Władze Turcji powinny wstrzymać poszukiwania złóż ropy i gazu we wschodniej części Morza Śródziemnego – wezwał w środę prezydent Francji Emmanuel Macron. Pałac Elizejski oświadczył, że siły marynarki wojennej w tym regionie zostaną wzmocnione.
Prezydent Francji Emmanuel Macron wyraził w rozmowie telefonicznej z premierem Grecji Kyriakosem Micotakisem zaniepokojenie "jednostronną decyzją Ankary" dotyczącą prac badawczych na wschodzie Morza Śródziemnego. Rejon, gdzie Turcja ma zamiar wydobywać surowce, Grecja uznaje za swoje wody terytorialne. Spór Aten i Ankary dotyczący ich eksploatacji nasila się od kilku tygodni.
Pałac Elizejski poinformował, że prezydent uważa, iż Turcja powinna przerwać prace badawcze na wspólnych wodach, by "podjąć pokojowy dialog z Grecją". Wzmocnienie marynarki wojennej Francji na spornych wodach ma być tymczasowe i służyć "monitorowaniu sytuacji w regionie oraz dać wyraz woli wsparcia prawa międzynarodowego" - głosi komunikat Pałacu Elizejskiego.

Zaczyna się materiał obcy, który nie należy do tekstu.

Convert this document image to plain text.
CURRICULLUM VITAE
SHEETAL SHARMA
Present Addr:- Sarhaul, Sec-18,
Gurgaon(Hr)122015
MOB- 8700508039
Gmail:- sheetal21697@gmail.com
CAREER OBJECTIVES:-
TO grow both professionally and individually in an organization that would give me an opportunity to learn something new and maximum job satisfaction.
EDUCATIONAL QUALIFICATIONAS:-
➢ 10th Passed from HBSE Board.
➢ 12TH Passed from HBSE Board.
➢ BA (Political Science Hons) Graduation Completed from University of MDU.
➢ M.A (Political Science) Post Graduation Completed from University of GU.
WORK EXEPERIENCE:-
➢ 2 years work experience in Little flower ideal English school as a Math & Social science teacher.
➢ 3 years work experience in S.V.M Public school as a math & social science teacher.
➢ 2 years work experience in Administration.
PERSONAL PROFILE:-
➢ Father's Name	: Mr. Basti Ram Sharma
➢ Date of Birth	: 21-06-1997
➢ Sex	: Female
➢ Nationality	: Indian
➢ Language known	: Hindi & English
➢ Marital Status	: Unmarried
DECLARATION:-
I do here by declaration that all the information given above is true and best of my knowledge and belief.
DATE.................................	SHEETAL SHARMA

Eksploatacja tych podmorskich złóż jest również przedmiotem negocjacji i sporów w szerszym gronie - między Turcją, Grecją, Cyprem i Egiptem. Ankara zarzuca Atenom, że usiłują pozbawić ją zysków z eksploatacji podmorskich pól naftowych i gazowych na Morzu Egejskim i Morzu Śródziemnym, gdzie - zdaniem Turcji - granice morskie nie powinny uwzględniać greckich wysp, a jedynie stały ląd.